Dr. Detlev Lipphard: Das Überholen auf Autobahnen ist in der Regel weitgehend sicher. Auf den allermeisten Landstraßen ist die Situation wegen des Gegenverkehrs viel gefährlicher. Um mit einem vertretbaren Risiko überholen zu können, ist eigentlich eine sogenannte Überholsichtweite von etwa 600 Metern notwendig. In der Praxis wird dieser Sicherheitsbereich vor allem wegen des hohen Verkehrsaufkommens und vielfacher Ungeduld sehr häufig unterschritten. Außerdem haben Unfälle, bei denen Fahrer von der Strecke abkommen sowie Vorfahrtsunfälle an Kreuzungen und Einmündungen hohe Anteile. Das subjektive Sicherheitsempfinden vieler Autofahrer ist von der Realität häufig weit entfernt. Deshalb empfiehlt der DVR in einem aktuellen Vorstandsbeschluss für alle schmalen Landstraßen bis 6 Meter Breite ein Regeltempo von 80 statt 100 km/h.

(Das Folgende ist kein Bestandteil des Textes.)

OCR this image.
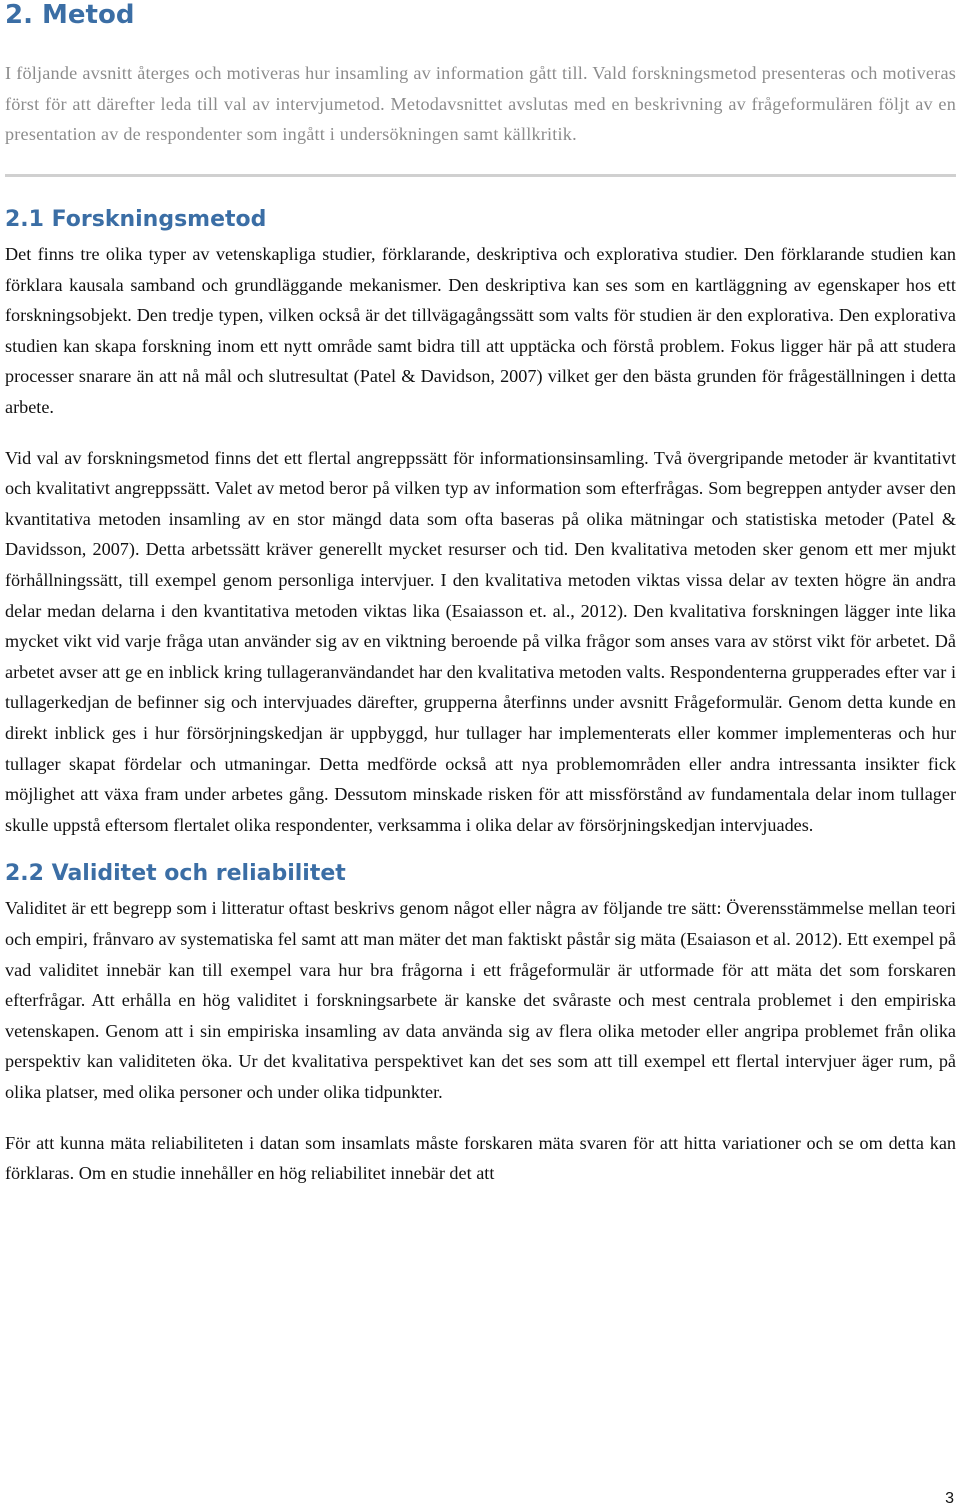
2. Metod

I följande avsnitt återges och motiveras hur insamling av information gått till. Vald forskningsmetod presenteras och motiveras först för att därefter leda till val av intervjumetod. Metodavsnittet avslutas med en beskrivning av frågeformulären följt av en presentation av de respondenter som ingått i undersökningen samt källkritik.

2.1 Forskningsmetod

Det finns tre olika typer av vetenskapliga studier, förklarande, deskriptiva och explorativa studier. Den förklarande studien kan förklara kausala samband och grundläggande mekanismer. Den deskriptiva kan ses som en kartläggning av egenskaper hos ett forskningsobjekt. Den tredje typen, vilken också är det tillvägagångssätt som valts för studien är den explorativa. Den explorativa studien kan skapa forskning inom ett nytt område samt bidra till att upptäcka och förstå problem. Fokus ligger här på att studera processer snarare än att nå mål och slutresultat (Patel & Davidson, 2007) vilket ger den bästa grunden för frågeställningen i detta arbete.

Vid val av forskningsmetod finns det ett flertal angreppssätt för informationsinsamling. Två övergripande metoder är kvantitativt och kvalitativt angreppssätt. Valet av metod beror på vilken typ av information som efterfrågas. Som begreppen antyder avser den kvantitativa metoden insamling av en stor mängd data som ofta baseras på olika mätningar och statistiska metoder (Patel & Davidsson, 2007). Detta arbetssätt kräver generellt mycket resurser och tid. Den kvalitativa metoden sker genom ett mer mjukt förhållningssätt, till exempel genom personliga intervjuer. I den kvalitativa metoden viktas vissa delar av texten högre än andra delar medan delarna i den kvantitativa metoden viktas lika (Esaiasson et. al., 2012). Den kvalitativa forskningen lägger inte lika mycket vikt vid varje fråga utan använder sig av en viktning beroende på vilka frågor som anses vara av störst vikt för arbetet. Då arbetet avser att ge en inblick kring tullageranvändandet har den kvalitativa metoden valts. Respondenterna grupperades efter var i tullagerkedjan de befinner sig och intervjuades därefter, grupperna återfinns under avsnitt Frågeformulär. Genom detta kunde en direkt inblick ges i hur försörjningskedjan är uppbyggd, hur tullager har implementerats eller kommer implementeras och hur tullager skapat fördelar och utmaningar. Detta medförde också att nya problemområden eller andra intressanta insikter fick möjlighet att växa fram under arbetes gång. Dessutom minskade risken för att missförstånd av fundamentala delar inom tullager skulle uppstå eftersom flertalet olika respondenter, verksamma i olika delar av försörjningskedjan intervjuades.

2.2 Validitet och reliabilitet

Validitet är ett begrepp som i litteratur oftast beskrivs genom något eller några av följande tre sätt: Överensstämmelse mellan teori och empiri, frånvaro av systematiska fel samt att man mäter det man faktiskt påstår sig mäta (Esaiason et al. 2012). Ett exempel på vad validitet innebär kan till exempel vara hur bra frågorna i ett frågeformulär är utformade för att mäta det som forskaren efterfrågar. Att erhålla en hög validitet i forskningsarbete är kanske det svåraste och mest centrala problemet i den empiriska vetenskapen. Genom att i sin empiriska insamling av data använda sig av flera olika metoder eller angripa problemet från olika perspektiv kan validiteten öka. Ur det kvalitativa perspektivet kan det ses som att till exempel ett flertal intervjuer äger rum, på olika platser, med olika personer och under olika tidpunkter.

För att kunna mäta reliabiliteten i datan som insamlats måste forskaren mäta svaren för att hitta variationer och se om detta kan förklaras. Om en studie innehåller en hög reliabilitet innebär det att

3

Wie können Landstraßen sicherer für Autofahrer gestaltet werden? 

Dr. Detlev Lipphard: Dort, wo sich schwere Unfälle durch Abkommen von der Strecke häufen, sollten Schutzplanken installiert werden. In Kurven sollten diese zusätzlich mit einem sogenannten Unterfahrschutz versehen werden. So können Motorräder nicht darunter rutschen. Kreuzungen und Einmündungen sollten vermehrt über separate Linksabbiegespuren verfügen, Verkehrsampeln eine eigene Grünphase für Linksabbieger haben. Auch der Umbau einer Kreuzung in einen Kreisverkehr kann empfehlenswert sein, weil dann aus allen Richtungen mit mäßiger Geschwindigkeit auf den Kreisel zugefahren wird.

Und was können Autofahrer selbst tun, um die eigene Sicherheit und die Sicherheit der anderen Verkehrsteilnehmer zu schützen?

Dr. Detlev Lipphard: Der DVR führt mit Mitteln des Bundes seit vielen Jahren seine erfolgreiche Kampagne „Runter vom Gas“ durch, die eine Vielzahl von Verhaltenstipps gibt. Dazu gehört zum Beispiel die Beachtung der zulässigen Geschwindigkeit, die Einhaltung des Sicherheitsabstandes und das Vermeiden von Ablenkungen etwa durch Smartphones. Leider sind viel zu viele Verkehrsteilnehmer mit einem gedankenlosen Fahrstil unterwegs. Sie machen sich nicht bewusst, wie sehr sie sich und andere gefährden und wie schnell daraus ein Unfall resultieren kann.